Playing Virtual Games in the Elementary Classroom

We’ve compiled a list of virtual activities, ranging from scavenger hunts to Pictionary, to get students talking, laughing, and interacting with their friends.

While most educators are too exhausted to take on anything else this year, traditional and new classroom games can give a welcome break for students and teachers who are tired of video classes and crave social interaction.

This year, we uncovered some simple virtual games that elementary instructors are using with their children and suggestions for how to incorporate them into the classroom.

GOOGLE SLIDES FOR GAMING

After noticing how much her students missed informal socializing during hybrid learning, Liz Henneberry, a third-grade teacher in Franklin, Massachusetts, adapted Connect Four, Trouble, Chess, and Checkers to Google Slides. The latter two are adaptations of Eric Curts’ templates, and all of Henneberry’s templates can be downloaded and used in your virtual classroom right away. Students click a board game shelved in a virtual recess room during recess breaks to make their copy of the game. Students can then use Google Drive to share the game with a friend to play around together. Henneberry suggests modeling the step-by-step method for students new to sharing Google Slides.

Similarly, Robin Nahhas reports that her third-grade pupils enjoy playing Multiplication Tic-Tac-Toe, a downloadable game she built on Google Slides to help them master multiplication skills. Before each match, Nahhas goes over the rules and the code of conduct with the students, reminding them of restrictions like not interfering with classmates’ games or their gaming credentials will be withdrawn.

TO INSPIRE CREATIVE THINKING, PLAY GAMES

Sarah Wood, a fifth-grade teacher, says she adds games like scavenger hunts into morning meetings so that the entire class can learn while having fun. When it’s time to play, Wood plays a slideshow with a term like a blanket and a corresponding image, and the students race to their houses to find the item. When they see the thing, they can record a video or type it into the chat box to share it with others.

Wood has even tailored the game to specific learning objectives, such as identifying vocabulary-reinforcing objects or putting together a project using the things. They were once instructed to get a broom, a blanket, and a few heavy objects and construct a reading fort in 10 minutes.
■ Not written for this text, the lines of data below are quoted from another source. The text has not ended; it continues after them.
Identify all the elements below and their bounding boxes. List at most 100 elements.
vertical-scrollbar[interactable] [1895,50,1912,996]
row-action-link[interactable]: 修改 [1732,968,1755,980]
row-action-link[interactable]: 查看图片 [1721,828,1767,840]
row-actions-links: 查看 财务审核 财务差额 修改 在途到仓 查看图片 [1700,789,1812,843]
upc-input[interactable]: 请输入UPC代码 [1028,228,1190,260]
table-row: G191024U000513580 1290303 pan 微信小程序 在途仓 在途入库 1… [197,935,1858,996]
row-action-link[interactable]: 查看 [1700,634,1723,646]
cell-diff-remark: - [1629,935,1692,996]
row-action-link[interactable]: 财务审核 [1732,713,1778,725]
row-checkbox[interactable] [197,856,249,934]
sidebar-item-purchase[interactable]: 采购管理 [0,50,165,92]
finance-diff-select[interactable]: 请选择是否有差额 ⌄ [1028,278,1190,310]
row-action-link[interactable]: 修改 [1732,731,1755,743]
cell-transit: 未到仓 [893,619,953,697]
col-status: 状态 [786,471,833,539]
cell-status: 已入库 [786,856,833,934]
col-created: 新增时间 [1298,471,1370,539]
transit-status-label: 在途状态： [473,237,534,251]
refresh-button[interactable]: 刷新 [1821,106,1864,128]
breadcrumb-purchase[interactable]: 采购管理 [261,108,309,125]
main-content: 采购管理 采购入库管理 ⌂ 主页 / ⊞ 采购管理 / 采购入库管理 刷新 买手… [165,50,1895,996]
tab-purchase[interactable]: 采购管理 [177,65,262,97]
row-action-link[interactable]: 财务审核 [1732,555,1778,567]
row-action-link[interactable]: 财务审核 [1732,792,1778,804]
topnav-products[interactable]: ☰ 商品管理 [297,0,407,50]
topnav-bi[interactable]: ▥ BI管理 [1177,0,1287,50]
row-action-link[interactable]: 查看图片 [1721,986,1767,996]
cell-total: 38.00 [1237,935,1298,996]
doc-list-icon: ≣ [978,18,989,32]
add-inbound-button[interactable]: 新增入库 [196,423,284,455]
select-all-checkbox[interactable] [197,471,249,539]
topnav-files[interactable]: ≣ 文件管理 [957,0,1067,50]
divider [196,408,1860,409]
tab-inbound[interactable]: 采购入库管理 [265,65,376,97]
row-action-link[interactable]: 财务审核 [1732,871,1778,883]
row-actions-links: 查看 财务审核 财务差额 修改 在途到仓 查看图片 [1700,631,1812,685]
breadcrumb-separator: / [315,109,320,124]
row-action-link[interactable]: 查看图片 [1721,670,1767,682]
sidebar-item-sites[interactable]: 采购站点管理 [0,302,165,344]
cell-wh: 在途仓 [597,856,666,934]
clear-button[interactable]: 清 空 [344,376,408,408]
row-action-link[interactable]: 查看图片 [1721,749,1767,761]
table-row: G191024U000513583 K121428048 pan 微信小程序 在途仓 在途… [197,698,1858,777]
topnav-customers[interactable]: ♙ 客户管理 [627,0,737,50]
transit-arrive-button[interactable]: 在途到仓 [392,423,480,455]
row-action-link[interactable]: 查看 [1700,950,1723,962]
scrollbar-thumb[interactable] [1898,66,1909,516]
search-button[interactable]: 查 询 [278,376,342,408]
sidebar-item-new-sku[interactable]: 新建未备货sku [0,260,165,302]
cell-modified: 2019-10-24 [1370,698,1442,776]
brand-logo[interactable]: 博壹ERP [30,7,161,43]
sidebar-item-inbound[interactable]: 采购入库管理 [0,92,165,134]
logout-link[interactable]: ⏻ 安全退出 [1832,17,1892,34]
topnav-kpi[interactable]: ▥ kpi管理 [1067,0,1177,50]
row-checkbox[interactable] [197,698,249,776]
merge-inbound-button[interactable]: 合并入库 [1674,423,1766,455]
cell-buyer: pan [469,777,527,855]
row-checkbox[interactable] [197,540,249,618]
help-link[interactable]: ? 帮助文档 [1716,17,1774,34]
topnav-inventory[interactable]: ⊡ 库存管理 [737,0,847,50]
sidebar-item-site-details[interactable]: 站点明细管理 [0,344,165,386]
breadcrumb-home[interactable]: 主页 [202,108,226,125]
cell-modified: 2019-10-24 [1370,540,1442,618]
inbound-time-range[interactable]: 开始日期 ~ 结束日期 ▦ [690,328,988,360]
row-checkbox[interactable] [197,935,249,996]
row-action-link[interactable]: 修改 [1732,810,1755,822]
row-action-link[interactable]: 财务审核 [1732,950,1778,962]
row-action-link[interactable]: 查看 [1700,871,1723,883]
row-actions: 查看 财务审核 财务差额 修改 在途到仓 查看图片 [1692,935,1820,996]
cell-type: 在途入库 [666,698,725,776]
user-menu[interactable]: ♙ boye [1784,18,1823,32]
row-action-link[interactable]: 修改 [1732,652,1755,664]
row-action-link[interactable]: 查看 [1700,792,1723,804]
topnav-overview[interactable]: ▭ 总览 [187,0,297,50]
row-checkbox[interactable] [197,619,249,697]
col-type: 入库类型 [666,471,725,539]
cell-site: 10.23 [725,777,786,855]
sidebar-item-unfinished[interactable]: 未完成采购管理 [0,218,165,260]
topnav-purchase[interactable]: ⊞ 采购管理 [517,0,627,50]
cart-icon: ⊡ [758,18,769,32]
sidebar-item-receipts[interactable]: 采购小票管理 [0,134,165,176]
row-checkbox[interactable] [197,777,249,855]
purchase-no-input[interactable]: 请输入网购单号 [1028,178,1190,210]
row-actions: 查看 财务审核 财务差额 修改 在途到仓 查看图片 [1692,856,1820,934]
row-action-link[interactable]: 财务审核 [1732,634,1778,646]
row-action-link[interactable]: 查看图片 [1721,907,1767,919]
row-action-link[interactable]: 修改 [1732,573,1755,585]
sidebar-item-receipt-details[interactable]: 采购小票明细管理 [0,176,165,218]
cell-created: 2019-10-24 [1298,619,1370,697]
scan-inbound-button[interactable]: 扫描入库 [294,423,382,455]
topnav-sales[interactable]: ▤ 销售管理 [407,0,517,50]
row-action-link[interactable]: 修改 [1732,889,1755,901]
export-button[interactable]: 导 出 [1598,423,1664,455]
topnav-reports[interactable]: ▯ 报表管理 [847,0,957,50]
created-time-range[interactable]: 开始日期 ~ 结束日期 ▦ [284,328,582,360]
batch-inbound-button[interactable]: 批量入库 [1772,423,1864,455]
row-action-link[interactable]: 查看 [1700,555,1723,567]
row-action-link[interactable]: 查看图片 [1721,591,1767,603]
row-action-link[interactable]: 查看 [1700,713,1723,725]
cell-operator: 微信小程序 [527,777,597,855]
They used Flipgrid to conduct tours of their defenses at asynchronous times.

Her students, she says, have also appreciated directed sketching assignments, in which they are told to draw something without seeing it. Wood gives instructions based on images from a drawing book or a guided drawing YouTube channel, such as “Draw a wide oval with a smaller oval inside; on the left side, attach a triangle.” When her students have finished drawing, they turn on their cameras, hold their artwork up to the screen, and try to guess what they have drawn. Wood then presents the actual drawing, which she claims caused a lot of laughs.